Quando se pergunta aos refugiados por que a polícia marroquina atua assim, encolhem os ombros, indicando não saber. Diversas organizações não governamentais constataram que a passagem marroquina foi fechada temporariamente em pelo menos duas ocasiões durante a última semana para evitar o acesso à Espanha de grupos de pessoas que diziam vir da Síria.

Enquanto o tradutor se dirige ao controle fronteiriço, a recém-chegada Yiran, que aparenta ter 50 anos, mostra as fotos de seus quatro filhos, todos menores de idade. Um deles conseguiu cruzar a fronteira pouco antes dela. Sozinho. “Chama-se Rami, alguém sabe onde ele está?”, pergunta. Os outros três permanecem no lado marroquino, junto de seu marido. Ainda não puderam atravessar. Ela olha várias vezes para a passagem fronteiriça, como se esperasse vê-los aparecer a qualquer momento. Ao ser indagado sobre as tatuagens de hena, diz: “São para a fronteira”.

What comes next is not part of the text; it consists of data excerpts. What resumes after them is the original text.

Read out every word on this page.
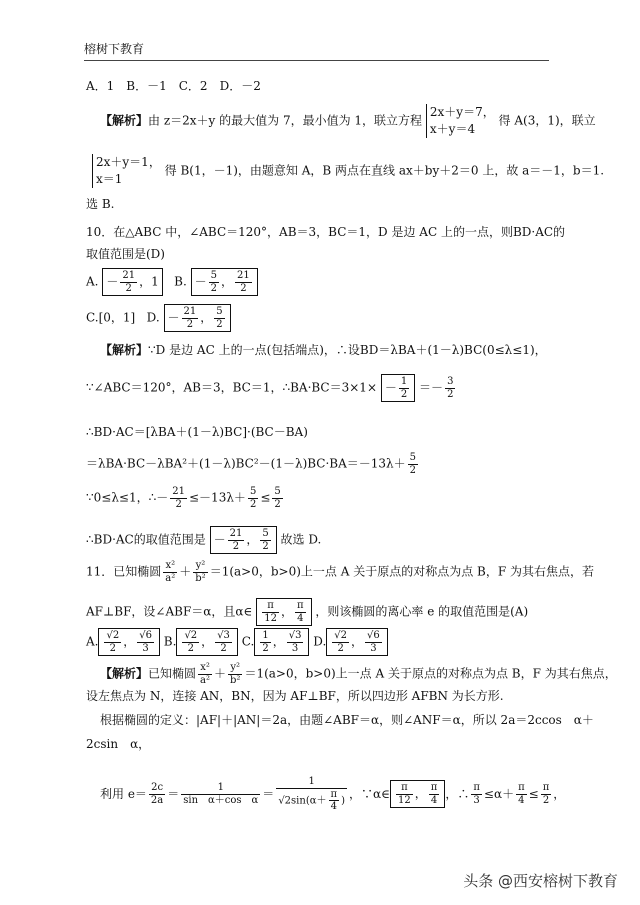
榕树下教育
A．1　B．－1　C．2　D．－2
【解析】由 z＝2x＋y 的最大值为 7，最小值为 1，联立方程
2x＋y＝7，
x＋y＝4
得 A(3，1)，联立
2x＋y＝1，
x＝1
得 B(1，－1)，由题意知 A，B 两点在直线 ax＋by＋2＝0 上，故 a＝－1，b＝1.
选 B.
10．在△ABC 中，∠ABC＝120°，AB＝3，BC＝1，D 是边 AC 上的一点，则BD·AC的
取值范围是(D)
A. － $\frac{21}{2}$ ，1 B. － $\frac{5}{2}$ ， $\frac{21}{2}$
C.[0，1] D. － $\frac{21}{2}$ ， $\frac{5}{2}$
【解析】∵D 是边 AC 上的一点(包括端点)，∴设BD＝λBA＋(1－λ)BC(0≤λ≤1)，
∵∠ABC＝120°，AB＝3，BC＝1，∴BA·BC＝3×1× － $\frac{1}{2} =- \frac{3}{2}$
∴BD·AC＝[λBA＋(1－λ)BC]·(BC－BA)
$=\lambda BA\cdot BC-\lambda BA^2+(1-\lambda)BC^2-(1-\lambda)BC\cdot BA=-13\lambda+ \frac{5}{2}$
∵0≤λ≤1，∴－ $\frac{21}{2} \le-13\lambda+ \frac{5}{2} \le \frac{5}{2}$
∴BD·AC的取值范围是 － $\frac{21}{2}$ ， $\frac{5}{2}$ 故选 D.
11．已知椭圆 $\frac{\text{x²}}{\text{a²}} + \frac{\text{y²}}{\text{b²}} =1(a>0$，b>0)上一点 A 关于原点的对称点为点 B，F 为其右焦点，若
AF⊥BF，设∠ABF＝α，且α∈ $\frac{\pi}{12}$ ， $\frac{\pi}{4}$ ，则该椭圆的离心率 e 的取值范围是(A)
A. $\frac{√2}{2}$ ， $\frac{√6}{3} B$. $\frac{√2}{2}$ ， $\frac{√3}{2} C$. $\frac{1}{2}$ ， $\frac{√3}{3} D$. $\frac{√2}{2}$ ， $\frac{√6}{3}$
【解析】已知椭圆 $\frac{\text{x²}}{\text{a²}} + \frac{\text{y²}}{\text{b²}} =1(a>0$，b>0)上一点 A 关于原点的对称点为点 B，F 为其右焦点，
设左焦点为 N，连接 AN，BN，因为 AF⊥BF，所以四边形 AFBN 为长方形.
根据椭圆的定义：|AF|＋|AN|＝2a，由题∠ABF＝α，则∠ANF＝α，所以 2a＝2ccos　α＋
2csin　α，
利用 $e= \frac{2c}{2a} = \frac{1}{\text{sin　α＋cos　α}} = \frac{1}{√2\sin(\alpha+ \frac{\pi}{4} )}$ ，∵α∈ $\frac{\pi}{12}$ ， $\frac{\pi}{4}$ ，∴ $\frac{\pi}{3} \le\alpha+ \frac{\pi}{4} \le \frac{\pi}{2}$ ，
头条 @西安榕树下教育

Uma ponte para chegar ao norte da Europa

Quando os refugiados conseguem atravessar a fronteira de Melilla, são internados no Centro de Estadia Temporária de Imigrantes (CETI) durante semanas, até mesmo meses, até conseguir permissão para ir à península de balsa. Uma vez ali, podem mover-se livremente pelo espaço comum europeu e transladar-se a outros países.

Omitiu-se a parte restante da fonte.